Fox's Roku Deal Proves Bigger Isn't Always the Right Brand Move
Why it Matters
Fox just spent $22 billion to own the second largest free, ad-supported streaming services in the country. And the loudest message coming out of that deal isn't about scale. It's about market branding.
Lachlan Murdoch's first public statement after acquiring Roku wasn't "we're building one mega-platform." It was the opposite: "our expectation is fully that you keep the services separate."
My read on this is that Fox Corporation is telling the market, advertisers, and audiences that bigger doesn't mean blended. It means smarter ownership of two distinct relationships.
That's a meaningful signal for anyone in brand strategy. Let’s take Paramount-WBD and leading with consolidation. Instead Fox led with audience respect: Tubi and Roku Channel serve different viewers in different ways, and forcing them into one identity would cost more than it gains. The real story Fox is telling isn't about content libraries or ad inventory. It's that brand distinction is more valuable than brand size, even when you own both sides of the table.

Food for Thought
Really, this is something most brand strategists get backwards: bigger isn't always better when the goal is reach, not unification.
Most acquisitions chase the obvious win. Combine the brands, combine the audiences, claim the bigger number. Fox is doing the opposite. They're protecting two distinct brand identities because collapsing them into one undifferentiated platform would actually shrink trust, not expand it.
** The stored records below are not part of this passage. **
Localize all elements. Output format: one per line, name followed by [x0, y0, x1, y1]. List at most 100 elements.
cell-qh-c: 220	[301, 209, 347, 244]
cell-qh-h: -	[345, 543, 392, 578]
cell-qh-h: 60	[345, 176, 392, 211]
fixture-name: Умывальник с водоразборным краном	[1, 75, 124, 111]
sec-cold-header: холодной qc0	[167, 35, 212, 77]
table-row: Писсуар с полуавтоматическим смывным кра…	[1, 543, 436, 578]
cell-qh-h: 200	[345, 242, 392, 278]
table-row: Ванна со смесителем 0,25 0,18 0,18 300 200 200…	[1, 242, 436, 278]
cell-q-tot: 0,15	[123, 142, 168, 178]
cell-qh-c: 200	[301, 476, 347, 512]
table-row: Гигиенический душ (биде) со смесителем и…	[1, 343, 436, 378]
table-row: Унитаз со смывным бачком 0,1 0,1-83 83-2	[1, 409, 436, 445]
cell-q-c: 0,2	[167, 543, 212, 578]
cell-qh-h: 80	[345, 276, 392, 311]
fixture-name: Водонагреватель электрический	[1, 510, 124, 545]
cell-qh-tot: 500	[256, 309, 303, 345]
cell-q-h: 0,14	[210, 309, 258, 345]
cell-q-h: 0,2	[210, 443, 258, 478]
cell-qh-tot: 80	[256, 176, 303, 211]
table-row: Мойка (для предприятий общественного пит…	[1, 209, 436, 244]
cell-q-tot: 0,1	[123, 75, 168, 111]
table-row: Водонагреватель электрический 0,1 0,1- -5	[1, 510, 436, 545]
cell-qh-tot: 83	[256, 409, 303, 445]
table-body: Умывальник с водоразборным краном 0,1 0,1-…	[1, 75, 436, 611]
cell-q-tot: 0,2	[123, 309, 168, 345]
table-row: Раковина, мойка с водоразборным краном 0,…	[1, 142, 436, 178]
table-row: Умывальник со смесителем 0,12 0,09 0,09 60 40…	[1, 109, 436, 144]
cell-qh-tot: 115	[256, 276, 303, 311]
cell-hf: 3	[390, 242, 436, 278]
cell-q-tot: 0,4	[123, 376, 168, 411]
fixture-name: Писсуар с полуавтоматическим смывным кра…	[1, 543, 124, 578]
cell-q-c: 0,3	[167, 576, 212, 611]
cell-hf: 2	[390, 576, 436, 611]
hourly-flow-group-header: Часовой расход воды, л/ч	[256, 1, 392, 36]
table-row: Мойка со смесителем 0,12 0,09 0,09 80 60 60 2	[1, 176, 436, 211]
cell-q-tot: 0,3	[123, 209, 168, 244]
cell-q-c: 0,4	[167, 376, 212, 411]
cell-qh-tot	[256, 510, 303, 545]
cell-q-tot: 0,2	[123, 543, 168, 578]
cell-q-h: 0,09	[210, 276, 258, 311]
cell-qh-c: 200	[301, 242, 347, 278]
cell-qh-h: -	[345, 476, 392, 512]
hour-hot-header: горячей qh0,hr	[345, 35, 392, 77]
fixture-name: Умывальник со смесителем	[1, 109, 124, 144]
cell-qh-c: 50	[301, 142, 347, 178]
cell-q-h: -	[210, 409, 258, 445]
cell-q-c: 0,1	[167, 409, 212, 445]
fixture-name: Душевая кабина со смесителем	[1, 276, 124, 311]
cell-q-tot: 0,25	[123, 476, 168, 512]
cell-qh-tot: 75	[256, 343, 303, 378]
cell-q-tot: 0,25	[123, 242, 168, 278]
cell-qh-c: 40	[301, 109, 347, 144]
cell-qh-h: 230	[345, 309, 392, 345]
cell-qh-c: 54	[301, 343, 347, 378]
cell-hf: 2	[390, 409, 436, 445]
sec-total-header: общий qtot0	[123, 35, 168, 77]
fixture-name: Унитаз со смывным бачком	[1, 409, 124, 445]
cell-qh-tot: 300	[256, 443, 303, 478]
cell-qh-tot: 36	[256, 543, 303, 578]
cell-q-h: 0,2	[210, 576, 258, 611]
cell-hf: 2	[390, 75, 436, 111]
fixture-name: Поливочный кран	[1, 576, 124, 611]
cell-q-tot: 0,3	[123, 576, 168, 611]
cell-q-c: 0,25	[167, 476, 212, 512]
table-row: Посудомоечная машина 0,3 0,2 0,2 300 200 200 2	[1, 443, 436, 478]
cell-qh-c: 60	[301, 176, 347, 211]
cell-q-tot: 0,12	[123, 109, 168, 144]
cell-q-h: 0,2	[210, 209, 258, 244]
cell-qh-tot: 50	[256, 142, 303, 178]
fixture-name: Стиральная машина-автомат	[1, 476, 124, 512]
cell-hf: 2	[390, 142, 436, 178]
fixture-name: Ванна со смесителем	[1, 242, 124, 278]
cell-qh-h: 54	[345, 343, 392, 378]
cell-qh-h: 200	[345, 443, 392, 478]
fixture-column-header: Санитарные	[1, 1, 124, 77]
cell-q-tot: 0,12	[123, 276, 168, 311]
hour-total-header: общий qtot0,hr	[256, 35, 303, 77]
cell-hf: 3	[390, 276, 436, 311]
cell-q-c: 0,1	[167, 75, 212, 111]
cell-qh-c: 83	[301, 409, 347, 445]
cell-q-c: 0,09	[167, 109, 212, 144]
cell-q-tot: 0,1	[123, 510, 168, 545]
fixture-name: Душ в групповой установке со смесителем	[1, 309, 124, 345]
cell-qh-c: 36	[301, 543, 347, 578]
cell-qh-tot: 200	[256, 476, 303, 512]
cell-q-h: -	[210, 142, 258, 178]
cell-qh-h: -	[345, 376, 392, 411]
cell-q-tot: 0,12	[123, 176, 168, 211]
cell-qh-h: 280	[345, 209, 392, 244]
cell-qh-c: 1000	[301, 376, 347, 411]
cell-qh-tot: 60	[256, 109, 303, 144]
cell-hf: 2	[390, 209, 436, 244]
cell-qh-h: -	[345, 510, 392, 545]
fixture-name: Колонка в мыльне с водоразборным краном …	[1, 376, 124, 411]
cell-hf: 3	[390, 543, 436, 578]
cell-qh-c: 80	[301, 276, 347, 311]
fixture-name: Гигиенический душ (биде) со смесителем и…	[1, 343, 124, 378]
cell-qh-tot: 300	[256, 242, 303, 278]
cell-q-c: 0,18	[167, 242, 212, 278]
In business terms, of course. Because yes, this is about money.
There's a very underappreciated lesson here. Audience trust is built around specificity. Tubi viewers know what Tubi stands for. Roku Channel viewers know what that is too. The moment you force them into one identity, you don't get two loyal audiences. You get one confused one.
The real innovation isn't the acquisition. It's resisting the instinct to consolidate the brand story just because you can.
Other Facts this week
📈 Read why LinkedIn's pivot to social-style content is reshaping how professionals build influence — not just resumes.
⚽ See what the story of Mexico's World Cup jerseys reveals about the blurry line between artisanal craft and mass exploitation.
🎬 Worth a look — Spielberg's Disclosure Day is tracking for a $40M opening, a signal of where prestige cinema still has pull.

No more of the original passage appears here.